L’infini, quand il se présente en physique, joue un rôle important dans le développement des théories : il révèle d’éventuelles pathologies, ou en tout cas pose des questions importantes aux théoriciens (les infinis associés à l’horizon des événements d’un trou noir ont joué un rôle crucial dans la compréhension de la structure de l’espace-temps entourant ces objets et de la signification des coordonnées en relativité générale, la théorie qui permet de les décrire, tandis que les infinis de la théorie quantique des champs continuent d’empêcher les physiciens de dormir).

La conjonction des expressions « l’infiniment petit » et « l’infiniment grand » présente aussi un autre risque : la tentation d’en déduire que ce serait un peu la même chose finalement, qu’ils finiraient par se rejoindre3. C’est poétique, mais ça ne correspond à rien de scientifique. Certes l’étude de la cosmologie fait intervenir des notions avancées de physique des particules, mais pour des raisons totalement étrangères à toute mysticité de deux infinis qui auraient l’envie cosmique de ne faire qu’un.

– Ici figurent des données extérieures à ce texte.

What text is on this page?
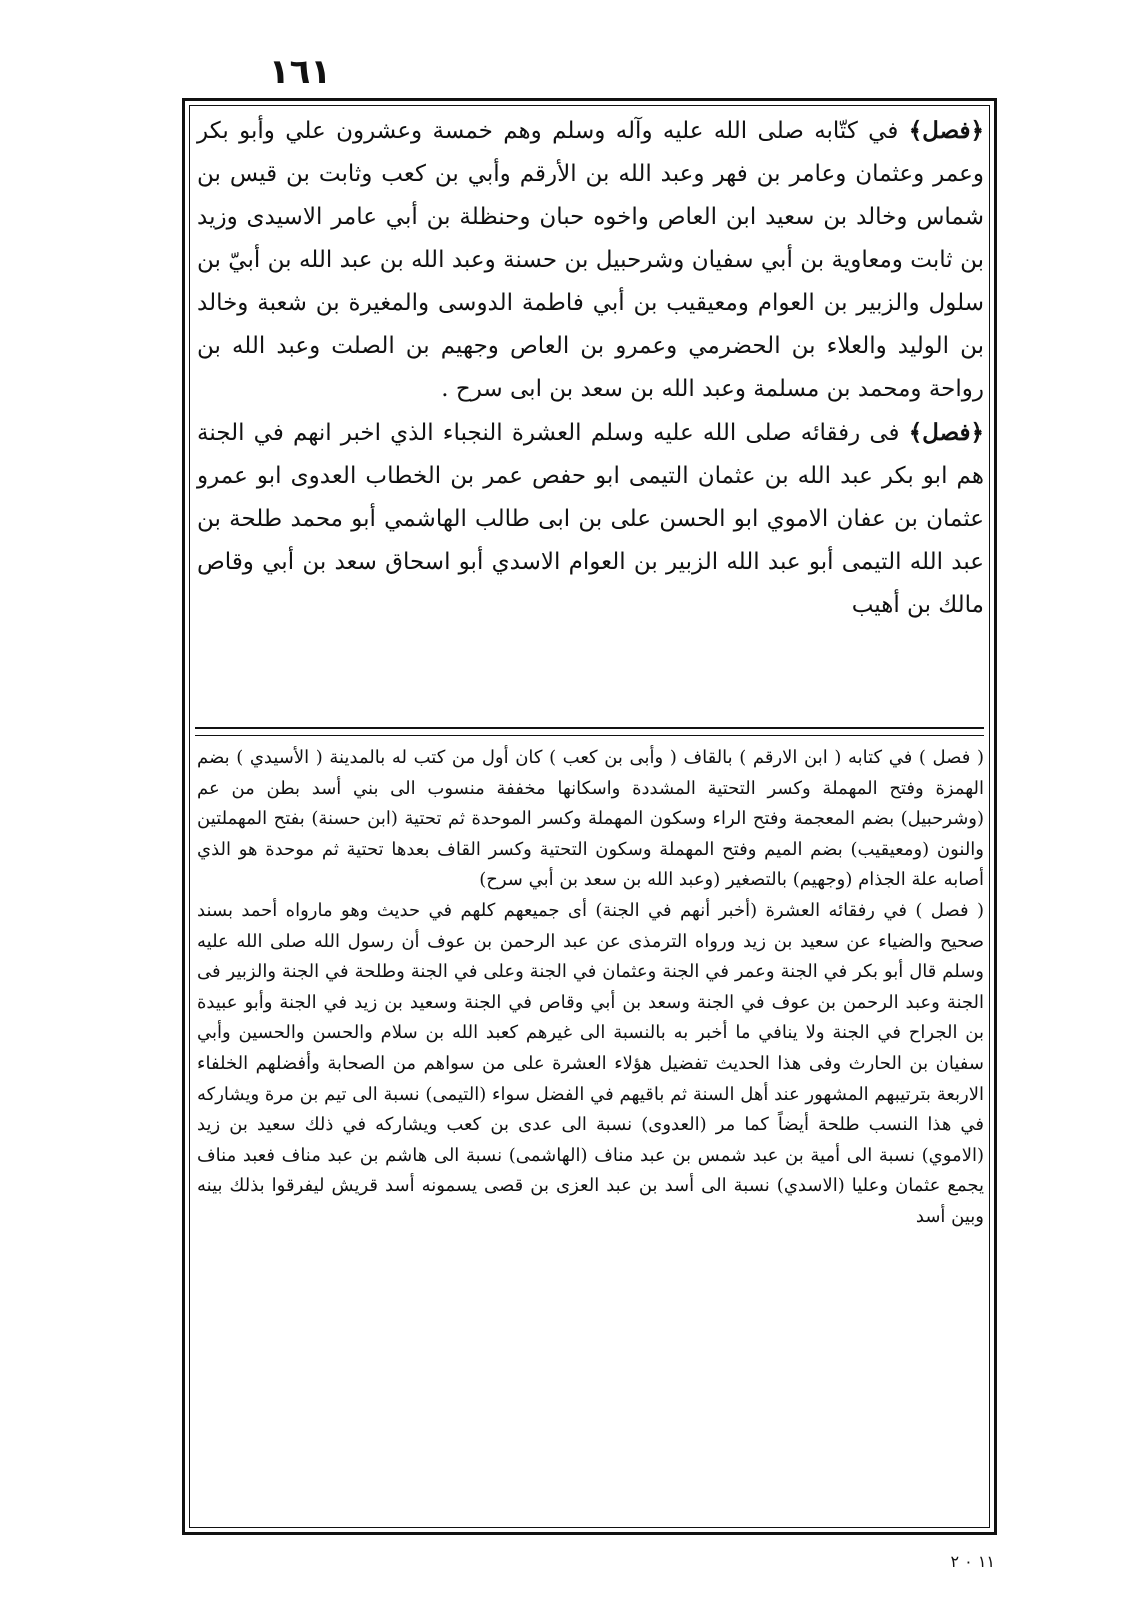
١٦١

﴿فصل﴾ في كتّابه صلى الله عليه وآله وسلم وهم خمسة وعشرون علي وأبو بكر وعمر وعثمان وعامر بن فهر وعبد الله بن الأرقم وأبي بن كعب وثابت بن قيس بن شماس وخالد بن سعيد ابن العاص واخوه حبان وحنظلة بن أبي عامر الاسيدى وزيد بن ثابت ومعاوية بن أبي سفيان وشرحبيل بن حسنة وعبد الله بن عبد الله بن أبيّ بن سلول والزبير بن العوام ومعيقيب بن أبي فاطمة الدوسى والمغيرة بن شعبة وخالد بن الوليد والعلاء بن الحضرمي وعمرو بن العاص وجهيم بن الصلت وعبد الله بن رواحة ومحمد بن مسلمة وعبد الله بن سعد بن ابى سرح .

﴿فصل﴾ فى رفقائه صلى الله عليه وسلم العشرة النجباء الذي اخبر انهم في الجنة هم ابو بكر عبد الله بن عثمان التيمى ابو حفص عمر بن الخطاب العدوى ابو عمرو عثمان بن عفان الاموي ابو الحسن على بن ابى طالب الهاشمي أبو محمد طلحة بن عبد الله التيمى أبو عبد الله الزبير بن العوام الاسدي أبو اسحاق سعد بن أبي وقاص مالك بن أهيب

( فصل ) في كتابه ( ابن الارقم ) بالقاف ( وأبى بن كعب ) كان أول من كتب له بالمدينة ( الأسيدي ) بضم الهمزة وفتح المهملة وكسر التحتية المشددة واسكانها مخففة منسوب الى بني أسد بطن من عم (وشرحبيل) بضم المعجمة وفتح الراء وسكون المهملة وكسر الموحدة ثم تحتية (ابن حسنة) بفتح المهملتين والنون (ومعيقيب) بضم الميم وفتح المهملة وسكون التحتية وكسر القاف بعدها تحتية ثم موحدة هو الذي أصابه علة الجذام (وجهيم) بالتصغير (وعبد الله بن سعد بن أبي سرح)

( فصل ) في رفقائه العشرة (أخبر أنهم في الجنة) أى جميعهم كلهم في حديث وهو مارواه أحمد بسند صحيح والضياء عن سعيد بن زيد ورواه الترمذى عن عبد الرحمن بن عوف أن رسول الله صلى الله عليه وسلم قال أبو بكر في الجنة وعمر في الجنة وعثمان في الجنة وعلى في الجنة وطلحة في الجنة والزبير فى الجنة وعبد الرحمن بن عوف في الجنة وسعد بن أبي وقاص في الجنة وسعيد بن زيد في الجنة وأبو عبيدة بن الجراح في الجنة ولا ينافي ما أخبر به بالنسبة الى غيرهم كعبد الله بن سلام والحسن والحسين وأبي سفيان بن الحارث وفى هذا الحديث تفضيل هؤلاء العشرة على من سواهم من الصحابة وأفضلهم الخلفاء الاربعة بترتيبهم المشهور عند أهل السنة ثم باقيهم في الفضل سواء (التيمى) نسبة الى تيم بن مرة ويشاركه في هذا النسب طلحة أيضاً كما مر (العدوى) نسبة الى عدى بن كعب ويشاركه في ذلك سعيد بن زيد (الاموي) نسبة الى أمية بن عبد شمس بن عبد مناف (الهاشمى) نسبة الى هاشم بن عبد مناف فعبد مناف يجمع عثمان وعليا (الاسدي) نسبة الى أسد بن عبد العزى بن قصى يسمونه أسد قريش ليفرقوا بذلك بينه وبين أسد

١١ ٠ ٢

J’ai régulièrement l’occasion de faire ces remarques à des collègues physiciens (traduire par « je saoule sans arrêt mes collègues avec ça« ) et plusieurs me répondent de façon polie que c’est du pinaillage, qu’au contraire il faut employer ces expressions « infiniment grand », « infiniment petit », car le « grand public » les connaît et peut s’y accrocher.

Décidément, non !

Notre rôle de scientifique vulgarisateur, si l’on accepte cette double casquette, est justement de fournir des points d’accroche solides, en particulier au niveau du vocabulaire. Quelle confiance accorder aux idées transmises par les scientifiques si déjà le choix des mots décrivant les concepts est déclaré de seconde importance ?

Richard Taillet

  1. Richard Taillet, du Laboratoire d’Annecy-le-Vieux de Physique Théorique (LAPTH) (page personnelle) est également l’auteur de plusieurs cours, du L1 au M1, en libre accès sur le site de ballado-diffusion de l’Université de Grenoble.
  2. Blaise Pascal, Pensées, ouvrage à forte consonance religieuse, publié à titre posthume après 1662, dont le contenu est en ligne ici.
  3. À l’instar des deux « extrêmes », gauche et droite en politique qui se rejoindraient. De même que pour les infinis physiques, les extrêmes en politique ne se rejoignent que si l’on prend pour prémisse la scène politique comme un cercle continu.